A pastoral care professor in seminary focused on the elder brother in Luke’s parable and told us, “You’re going to preach to a bunch of elder brothers in your Presbyterian congregations. They are the ones who work hard, follow the rules, and make things happen.” He could have said the same thing about the workers in the vineyard who bore the burden of the day and the scorching heat.
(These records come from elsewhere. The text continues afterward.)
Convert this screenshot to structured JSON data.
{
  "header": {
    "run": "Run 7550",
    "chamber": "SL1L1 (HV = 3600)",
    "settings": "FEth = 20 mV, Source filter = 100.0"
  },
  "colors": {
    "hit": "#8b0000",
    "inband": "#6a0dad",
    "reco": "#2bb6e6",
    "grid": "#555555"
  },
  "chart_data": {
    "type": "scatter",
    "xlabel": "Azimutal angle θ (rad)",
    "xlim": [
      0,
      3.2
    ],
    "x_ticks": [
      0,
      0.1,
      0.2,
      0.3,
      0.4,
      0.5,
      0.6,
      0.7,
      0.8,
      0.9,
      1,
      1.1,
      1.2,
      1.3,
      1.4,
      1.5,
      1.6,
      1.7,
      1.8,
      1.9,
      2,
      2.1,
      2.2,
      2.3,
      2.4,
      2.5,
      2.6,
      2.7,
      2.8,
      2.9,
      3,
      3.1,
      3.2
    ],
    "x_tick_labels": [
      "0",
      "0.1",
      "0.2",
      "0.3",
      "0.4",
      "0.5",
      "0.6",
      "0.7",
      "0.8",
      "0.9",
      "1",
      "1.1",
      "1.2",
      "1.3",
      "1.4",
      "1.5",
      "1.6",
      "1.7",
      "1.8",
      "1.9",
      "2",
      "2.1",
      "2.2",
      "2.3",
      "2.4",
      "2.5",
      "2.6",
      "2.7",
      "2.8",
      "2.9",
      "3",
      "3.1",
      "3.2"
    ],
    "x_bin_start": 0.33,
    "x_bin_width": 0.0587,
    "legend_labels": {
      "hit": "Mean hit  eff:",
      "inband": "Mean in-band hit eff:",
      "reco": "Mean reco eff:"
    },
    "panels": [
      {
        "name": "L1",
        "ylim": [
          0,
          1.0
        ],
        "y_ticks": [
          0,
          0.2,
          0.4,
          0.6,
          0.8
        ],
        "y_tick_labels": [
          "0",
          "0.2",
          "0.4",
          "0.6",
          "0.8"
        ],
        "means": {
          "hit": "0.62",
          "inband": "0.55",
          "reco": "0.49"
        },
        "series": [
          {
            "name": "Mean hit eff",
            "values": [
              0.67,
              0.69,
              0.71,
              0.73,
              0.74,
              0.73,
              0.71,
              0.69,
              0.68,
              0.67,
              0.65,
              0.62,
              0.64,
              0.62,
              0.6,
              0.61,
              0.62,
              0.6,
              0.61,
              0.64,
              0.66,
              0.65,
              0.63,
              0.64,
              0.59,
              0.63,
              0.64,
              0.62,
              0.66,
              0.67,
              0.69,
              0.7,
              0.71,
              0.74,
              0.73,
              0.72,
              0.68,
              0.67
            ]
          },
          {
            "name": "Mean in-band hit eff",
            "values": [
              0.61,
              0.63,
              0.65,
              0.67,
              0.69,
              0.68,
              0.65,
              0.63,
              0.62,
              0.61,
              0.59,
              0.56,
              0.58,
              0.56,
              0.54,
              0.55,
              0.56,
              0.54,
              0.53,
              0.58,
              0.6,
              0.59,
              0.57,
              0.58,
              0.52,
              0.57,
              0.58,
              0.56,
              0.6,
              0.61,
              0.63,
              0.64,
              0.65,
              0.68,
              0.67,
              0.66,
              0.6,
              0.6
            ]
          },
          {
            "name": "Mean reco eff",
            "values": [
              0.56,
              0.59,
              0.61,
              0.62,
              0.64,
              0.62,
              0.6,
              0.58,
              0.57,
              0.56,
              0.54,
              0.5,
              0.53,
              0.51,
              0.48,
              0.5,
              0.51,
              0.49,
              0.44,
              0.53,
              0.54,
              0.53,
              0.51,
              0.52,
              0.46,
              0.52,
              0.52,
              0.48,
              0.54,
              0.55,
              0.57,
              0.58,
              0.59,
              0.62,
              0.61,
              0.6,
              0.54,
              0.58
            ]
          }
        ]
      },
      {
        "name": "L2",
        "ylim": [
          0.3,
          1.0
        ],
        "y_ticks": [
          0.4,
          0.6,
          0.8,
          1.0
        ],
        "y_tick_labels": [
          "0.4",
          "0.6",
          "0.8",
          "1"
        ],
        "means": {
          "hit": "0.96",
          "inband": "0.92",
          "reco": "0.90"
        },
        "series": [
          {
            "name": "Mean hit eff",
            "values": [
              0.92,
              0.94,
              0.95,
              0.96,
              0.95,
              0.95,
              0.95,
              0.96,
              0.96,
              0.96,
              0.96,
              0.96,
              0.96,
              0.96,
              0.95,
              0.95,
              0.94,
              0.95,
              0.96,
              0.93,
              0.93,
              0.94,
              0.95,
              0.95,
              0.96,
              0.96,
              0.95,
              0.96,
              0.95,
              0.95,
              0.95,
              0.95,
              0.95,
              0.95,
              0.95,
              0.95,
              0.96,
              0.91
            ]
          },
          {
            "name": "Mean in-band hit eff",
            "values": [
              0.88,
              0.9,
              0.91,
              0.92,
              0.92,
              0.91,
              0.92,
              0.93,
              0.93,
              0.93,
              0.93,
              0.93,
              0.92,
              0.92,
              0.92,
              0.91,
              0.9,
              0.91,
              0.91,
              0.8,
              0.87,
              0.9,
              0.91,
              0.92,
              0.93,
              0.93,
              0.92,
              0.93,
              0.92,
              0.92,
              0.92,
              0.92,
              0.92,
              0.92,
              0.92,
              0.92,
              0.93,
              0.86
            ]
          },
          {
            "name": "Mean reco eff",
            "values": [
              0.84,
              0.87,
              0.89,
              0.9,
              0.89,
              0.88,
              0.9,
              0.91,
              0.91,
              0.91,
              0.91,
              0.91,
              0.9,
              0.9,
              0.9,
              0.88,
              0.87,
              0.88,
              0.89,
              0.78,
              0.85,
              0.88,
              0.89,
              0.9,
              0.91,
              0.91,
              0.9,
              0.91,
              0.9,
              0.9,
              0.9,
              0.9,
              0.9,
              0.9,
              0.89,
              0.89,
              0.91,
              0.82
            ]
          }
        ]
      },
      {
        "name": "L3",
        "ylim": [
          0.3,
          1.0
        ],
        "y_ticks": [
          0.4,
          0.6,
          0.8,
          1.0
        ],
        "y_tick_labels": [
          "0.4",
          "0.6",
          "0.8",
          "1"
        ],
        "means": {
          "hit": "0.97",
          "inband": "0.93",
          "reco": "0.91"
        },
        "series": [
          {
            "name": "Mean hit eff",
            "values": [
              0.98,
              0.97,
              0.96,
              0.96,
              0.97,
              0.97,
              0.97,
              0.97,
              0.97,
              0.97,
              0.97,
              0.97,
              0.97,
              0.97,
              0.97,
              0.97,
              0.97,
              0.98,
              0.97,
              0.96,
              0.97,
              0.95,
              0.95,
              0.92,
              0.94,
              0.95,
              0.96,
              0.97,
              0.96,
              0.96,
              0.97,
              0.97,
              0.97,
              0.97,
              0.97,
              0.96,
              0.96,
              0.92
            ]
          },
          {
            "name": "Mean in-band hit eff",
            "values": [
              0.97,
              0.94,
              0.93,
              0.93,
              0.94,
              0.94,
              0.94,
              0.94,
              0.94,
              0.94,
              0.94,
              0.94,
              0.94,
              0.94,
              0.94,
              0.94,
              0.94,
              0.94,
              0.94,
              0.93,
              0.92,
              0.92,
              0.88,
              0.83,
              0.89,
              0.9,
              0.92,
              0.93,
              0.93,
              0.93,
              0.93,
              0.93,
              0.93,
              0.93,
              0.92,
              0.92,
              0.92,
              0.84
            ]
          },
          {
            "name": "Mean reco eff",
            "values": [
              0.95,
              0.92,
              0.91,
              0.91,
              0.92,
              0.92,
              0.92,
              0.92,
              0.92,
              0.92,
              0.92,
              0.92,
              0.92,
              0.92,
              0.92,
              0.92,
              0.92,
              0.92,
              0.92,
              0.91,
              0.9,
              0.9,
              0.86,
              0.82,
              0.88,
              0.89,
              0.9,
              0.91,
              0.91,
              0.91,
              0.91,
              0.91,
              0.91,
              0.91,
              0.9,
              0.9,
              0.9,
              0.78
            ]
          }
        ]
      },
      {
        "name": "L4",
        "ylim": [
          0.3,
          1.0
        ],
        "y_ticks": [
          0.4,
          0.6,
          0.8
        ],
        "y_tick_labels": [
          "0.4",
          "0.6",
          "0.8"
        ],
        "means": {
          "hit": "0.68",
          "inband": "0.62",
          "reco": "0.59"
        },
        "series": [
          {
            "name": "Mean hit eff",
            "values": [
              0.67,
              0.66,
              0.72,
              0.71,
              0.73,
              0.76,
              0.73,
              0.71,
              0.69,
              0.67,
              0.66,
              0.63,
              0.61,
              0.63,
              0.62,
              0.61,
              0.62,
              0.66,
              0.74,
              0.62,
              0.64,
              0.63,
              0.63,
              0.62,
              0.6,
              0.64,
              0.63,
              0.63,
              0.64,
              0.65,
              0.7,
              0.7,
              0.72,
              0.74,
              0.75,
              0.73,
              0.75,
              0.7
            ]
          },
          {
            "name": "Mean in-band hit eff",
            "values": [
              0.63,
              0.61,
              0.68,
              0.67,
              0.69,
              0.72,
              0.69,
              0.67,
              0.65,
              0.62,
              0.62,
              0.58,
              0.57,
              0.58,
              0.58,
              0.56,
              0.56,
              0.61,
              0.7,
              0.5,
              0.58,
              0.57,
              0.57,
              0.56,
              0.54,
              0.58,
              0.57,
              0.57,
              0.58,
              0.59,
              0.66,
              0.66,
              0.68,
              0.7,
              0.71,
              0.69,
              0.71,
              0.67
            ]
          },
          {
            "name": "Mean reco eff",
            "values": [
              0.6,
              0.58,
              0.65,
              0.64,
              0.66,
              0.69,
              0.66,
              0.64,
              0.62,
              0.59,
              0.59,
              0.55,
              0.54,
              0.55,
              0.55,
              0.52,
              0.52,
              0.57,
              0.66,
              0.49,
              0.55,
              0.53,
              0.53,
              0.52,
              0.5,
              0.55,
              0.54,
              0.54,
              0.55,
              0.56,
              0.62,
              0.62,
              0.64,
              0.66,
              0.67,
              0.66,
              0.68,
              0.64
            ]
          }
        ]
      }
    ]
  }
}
The context of this parable in Matthew 20 is important for its interpretation. In chapter 19, Jesus encounters the rich young man who is reluctant to sell his possessions, give the money to the poor, and follow Jesus. Immediately following Jesus’ encounter with the young man, Peter asks Jesus, “Look, we have left everything and followed you. What then will we have?” (Matthew 19:27). Peter could just as well have said, “Look, we’ve worked all day for you. How will you reward us?” Jesus’ response to Peter in Matthew 19 ends with the same idea as today’s parable: “But many who are first will be last, and the last will be first” (19:30, 20:16). Jesus emphasizes this point through the story of the laborers in the vineyard. Matthew builds upon this theme by inserting the request of James’ and John’s mother that Jesus put her sons in positions of power (Matthew 20:20-28). Once again, Jesus talks about the great being the servant, the first being the slave (vv. 26-28).
As my friend and I finished lunch and our discussion of Matthew’s parable, he said, “I guess the interpretation of the parable depends on the perspective with which you read the story.” Exactly! From the workers’ perspective, especially those who worked all day, the story seems to be about fairness (or unfairness, for that matter) and it offends their (our) sense of fair play.
However, from the landowner’s perspective, the story is all about generosity. After all, every worker in the vineyard benefited from the landowner’s generosity (v. 15). Just as the parable of the prodigal son is now often referred to as the parable of the loving father, it’s appropriate to think of the parable of the workers in the vineyard as the parable of the generous landowner.
Even with this change in perspective, however, the parable retains its challenging meaning. Remember how Jesus began the story? “For the kingdom of heaven is like a landowner…”. If the kingdom of heaven is among us and we insist on evaluating God’s kingdom by our terms of human fairness, we will always be grumbling. However, if we are called to be workers in God’s kingdom, shouldn’t we strive to live the kingdom life which is characterized by the generosity of the landowner rather than by the carping and comparing of the workers?